My son loves meatloaf as well, not surprising, as it's, well, meat.  I do need to be careful about how creative and sneaky I get when it comes to ingredients, of course.  That boy can spot "relatively healthy" from ten miles away.  So when I saw this recipe in Food Network Magazine, I was psyched.  It can be made with meatloaf mix or with ground turkey.  Since we're a pretty pork-free home, we went the turkey route.  And they suggested a bunch of toppings but I didn't bother.  Not that they didn't sound great, but why waste the effort when the Little Critic would just toss them to the wayside?  But meatloaf with a yummy sauce between bread?  I'm in.

Tangy Meatloaf Burgers

1 small onion (1/2 sliced into rings, 1/2 diced)
1 pound meatloaf mix (ground pork, beef and veal) or ground turkey
1/4 cup fresh parsley, chopped
1/2 cup breadcrumbs (preferably panko)
1 large egg
1 tsp sweet or smoked paprika
1/3 cup ketchup
1/3 cup duck sauce (substitute 1/3 cup orange marmalade or peach preserves mixed with a splash of water if duck sauce is unavailable)
salt and pepper
4 rolls

1.  Preheat a grill to medium high.  Soak the onions rings in a bowl of cold water to keep them crisp.  Meanwhile, combine the meatloaf mix with the diced onion, parsley, breadcrumbs, egg, paprika, 1 tbsp each of ketchup and duck sauce, 1 tsp salt and 1/2 tsp pepper.  Gently form into four 1-inch-thick patties; make an indentation in the middle of each.

2.  Brush the patties with olive oil and grill until marked on the bottom, about 6 minutes.  Meanwhile, mix the remaining ketchup and duck sauce in a small bowl for brushing; set aside.  Turn the patties, brush with the ketchup mixture and continue grilling until cooked through, about 5 more minutes. 

3.  Spread buns with remaining ketchup mixture.  Drain onion rings.  Serve patties on buns with onions.

The Verdict:  Hello, my name is Chef Blunderbutt and I'm just going to toss random crap into ground meat, type it up as a recipe, and have a magazine print it, mmmkay?

It wasn't gross, but it was...busy.  You've got very herbal fresh parsley, the smoky taste of paprika (if you went the smoked paprika route), and because I wasn't buying a jar of duck sauce only to use a quarter of it, orange marmalade.  It's a bit of an arbitrary mix that just doesn't quite marry in the end. 

My poor son sat down at the table and announced, "I'm excited!" for dinner, thinking when I said burgers I meant those beef things between bread that don't taste like a helter-skelter sandwich.  But to be honest, his vanishing passion had less to do with taste and all about finding greens in his meat.  I was able to photograph the downward spiral of the meal:

And so goes dinner with this child.

Sorry so blurry, but here's Amir digging into his burger

 
He now discovers the offending green
Now the burger must be dissected to remove any and all parsley


The two things that I did learn from this recipe were the two tricks they included.
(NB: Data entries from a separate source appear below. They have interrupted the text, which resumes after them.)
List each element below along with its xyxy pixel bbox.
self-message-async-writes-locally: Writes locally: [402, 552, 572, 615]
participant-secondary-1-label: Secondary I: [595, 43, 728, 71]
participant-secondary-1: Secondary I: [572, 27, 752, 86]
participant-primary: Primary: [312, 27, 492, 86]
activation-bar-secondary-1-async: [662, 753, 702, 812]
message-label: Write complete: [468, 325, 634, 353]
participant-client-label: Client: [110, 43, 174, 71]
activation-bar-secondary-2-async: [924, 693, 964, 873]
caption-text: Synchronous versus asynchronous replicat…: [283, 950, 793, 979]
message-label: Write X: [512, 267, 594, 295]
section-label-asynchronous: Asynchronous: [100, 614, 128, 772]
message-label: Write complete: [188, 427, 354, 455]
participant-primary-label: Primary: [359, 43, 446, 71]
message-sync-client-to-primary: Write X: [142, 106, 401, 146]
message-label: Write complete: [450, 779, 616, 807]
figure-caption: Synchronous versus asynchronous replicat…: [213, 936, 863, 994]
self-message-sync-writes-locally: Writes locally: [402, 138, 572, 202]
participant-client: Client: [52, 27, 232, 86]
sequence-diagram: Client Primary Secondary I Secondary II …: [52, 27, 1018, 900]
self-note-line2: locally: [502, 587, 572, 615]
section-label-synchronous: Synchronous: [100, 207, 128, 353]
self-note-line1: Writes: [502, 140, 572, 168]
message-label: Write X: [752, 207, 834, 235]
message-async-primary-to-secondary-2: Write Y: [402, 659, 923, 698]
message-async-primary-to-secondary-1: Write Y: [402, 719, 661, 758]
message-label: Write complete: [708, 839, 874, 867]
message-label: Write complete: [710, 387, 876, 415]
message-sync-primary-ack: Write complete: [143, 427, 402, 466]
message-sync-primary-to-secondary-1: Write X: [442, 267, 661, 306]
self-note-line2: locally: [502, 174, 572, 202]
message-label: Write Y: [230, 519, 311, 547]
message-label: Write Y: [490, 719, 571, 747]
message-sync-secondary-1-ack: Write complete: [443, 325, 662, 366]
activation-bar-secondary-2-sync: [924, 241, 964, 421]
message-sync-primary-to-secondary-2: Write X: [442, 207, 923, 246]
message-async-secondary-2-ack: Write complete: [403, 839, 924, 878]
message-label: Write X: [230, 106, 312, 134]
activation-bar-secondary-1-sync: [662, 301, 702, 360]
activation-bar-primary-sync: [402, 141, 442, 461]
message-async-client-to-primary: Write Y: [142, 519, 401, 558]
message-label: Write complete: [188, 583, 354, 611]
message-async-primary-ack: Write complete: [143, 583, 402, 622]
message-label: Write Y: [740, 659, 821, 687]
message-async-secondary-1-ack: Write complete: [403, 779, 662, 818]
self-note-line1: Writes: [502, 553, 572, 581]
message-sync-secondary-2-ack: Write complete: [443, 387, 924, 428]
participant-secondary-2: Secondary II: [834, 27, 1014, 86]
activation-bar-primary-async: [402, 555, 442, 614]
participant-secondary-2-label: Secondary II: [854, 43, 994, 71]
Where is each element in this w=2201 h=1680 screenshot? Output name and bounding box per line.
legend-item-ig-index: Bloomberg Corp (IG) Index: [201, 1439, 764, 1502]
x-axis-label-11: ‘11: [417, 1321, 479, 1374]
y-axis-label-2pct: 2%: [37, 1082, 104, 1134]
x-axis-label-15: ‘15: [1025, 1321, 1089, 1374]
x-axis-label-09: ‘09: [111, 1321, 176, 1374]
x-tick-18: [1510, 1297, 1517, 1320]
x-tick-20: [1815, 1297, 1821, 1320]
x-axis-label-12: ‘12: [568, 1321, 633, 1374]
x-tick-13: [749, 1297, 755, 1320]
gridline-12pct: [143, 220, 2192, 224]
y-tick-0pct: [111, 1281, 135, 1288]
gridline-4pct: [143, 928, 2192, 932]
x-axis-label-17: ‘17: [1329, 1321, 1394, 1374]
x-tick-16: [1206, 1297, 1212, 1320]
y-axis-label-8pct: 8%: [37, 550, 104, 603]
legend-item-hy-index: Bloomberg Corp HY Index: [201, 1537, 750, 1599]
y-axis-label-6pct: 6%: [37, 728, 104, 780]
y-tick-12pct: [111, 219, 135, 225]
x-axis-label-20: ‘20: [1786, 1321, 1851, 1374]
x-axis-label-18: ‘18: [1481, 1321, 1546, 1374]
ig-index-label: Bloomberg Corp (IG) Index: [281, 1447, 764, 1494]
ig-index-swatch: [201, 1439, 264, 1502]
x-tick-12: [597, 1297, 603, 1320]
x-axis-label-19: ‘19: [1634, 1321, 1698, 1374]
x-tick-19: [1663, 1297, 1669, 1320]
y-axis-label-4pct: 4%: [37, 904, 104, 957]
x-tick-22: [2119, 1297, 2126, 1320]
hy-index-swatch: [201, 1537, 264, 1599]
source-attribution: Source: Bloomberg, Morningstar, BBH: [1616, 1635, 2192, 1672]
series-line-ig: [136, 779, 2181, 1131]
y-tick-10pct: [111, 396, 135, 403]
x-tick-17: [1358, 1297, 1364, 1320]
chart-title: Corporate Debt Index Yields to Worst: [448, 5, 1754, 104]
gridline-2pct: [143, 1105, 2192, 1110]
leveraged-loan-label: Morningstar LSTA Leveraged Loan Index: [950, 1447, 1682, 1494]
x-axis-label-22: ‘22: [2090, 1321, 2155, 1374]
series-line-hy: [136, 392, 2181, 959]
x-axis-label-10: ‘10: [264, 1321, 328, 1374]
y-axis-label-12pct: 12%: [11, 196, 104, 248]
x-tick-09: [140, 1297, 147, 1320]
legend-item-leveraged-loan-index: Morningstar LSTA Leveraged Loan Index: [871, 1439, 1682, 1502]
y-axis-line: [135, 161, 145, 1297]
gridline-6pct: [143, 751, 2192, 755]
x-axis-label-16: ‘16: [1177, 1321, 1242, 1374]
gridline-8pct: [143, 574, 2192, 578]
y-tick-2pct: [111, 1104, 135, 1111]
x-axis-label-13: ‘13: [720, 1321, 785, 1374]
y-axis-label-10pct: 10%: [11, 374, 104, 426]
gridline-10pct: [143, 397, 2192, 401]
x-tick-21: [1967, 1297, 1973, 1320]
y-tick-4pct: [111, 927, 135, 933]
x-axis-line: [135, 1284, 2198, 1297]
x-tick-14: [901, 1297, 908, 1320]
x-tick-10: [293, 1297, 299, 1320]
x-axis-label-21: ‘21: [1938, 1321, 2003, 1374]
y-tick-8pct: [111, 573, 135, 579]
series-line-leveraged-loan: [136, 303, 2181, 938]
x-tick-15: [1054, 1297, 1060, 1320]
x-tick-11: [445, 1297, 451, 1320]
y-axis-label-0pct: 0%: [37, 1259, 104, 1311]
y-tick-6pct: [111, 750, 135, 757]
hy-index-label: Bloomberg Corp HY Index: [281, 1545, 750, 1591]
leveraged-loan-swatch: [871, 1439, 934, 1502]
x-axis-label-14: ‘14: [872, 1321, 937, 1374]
The first is putting onion slices in cold water. I couldn't believe how nice and crisp they were in the burger. The other was making the indentation in the center of the burgers before cooking. You know how burgers swell up and look like meatballs instead of patties sometimes?  Making this well keeps them flat.

So I'm not sure if it was just my taste buds, but this meal didn't do it for me.  Let me know if you try it out and get a different result.  Maybe marmalade/paprika/parsley really is a great idea.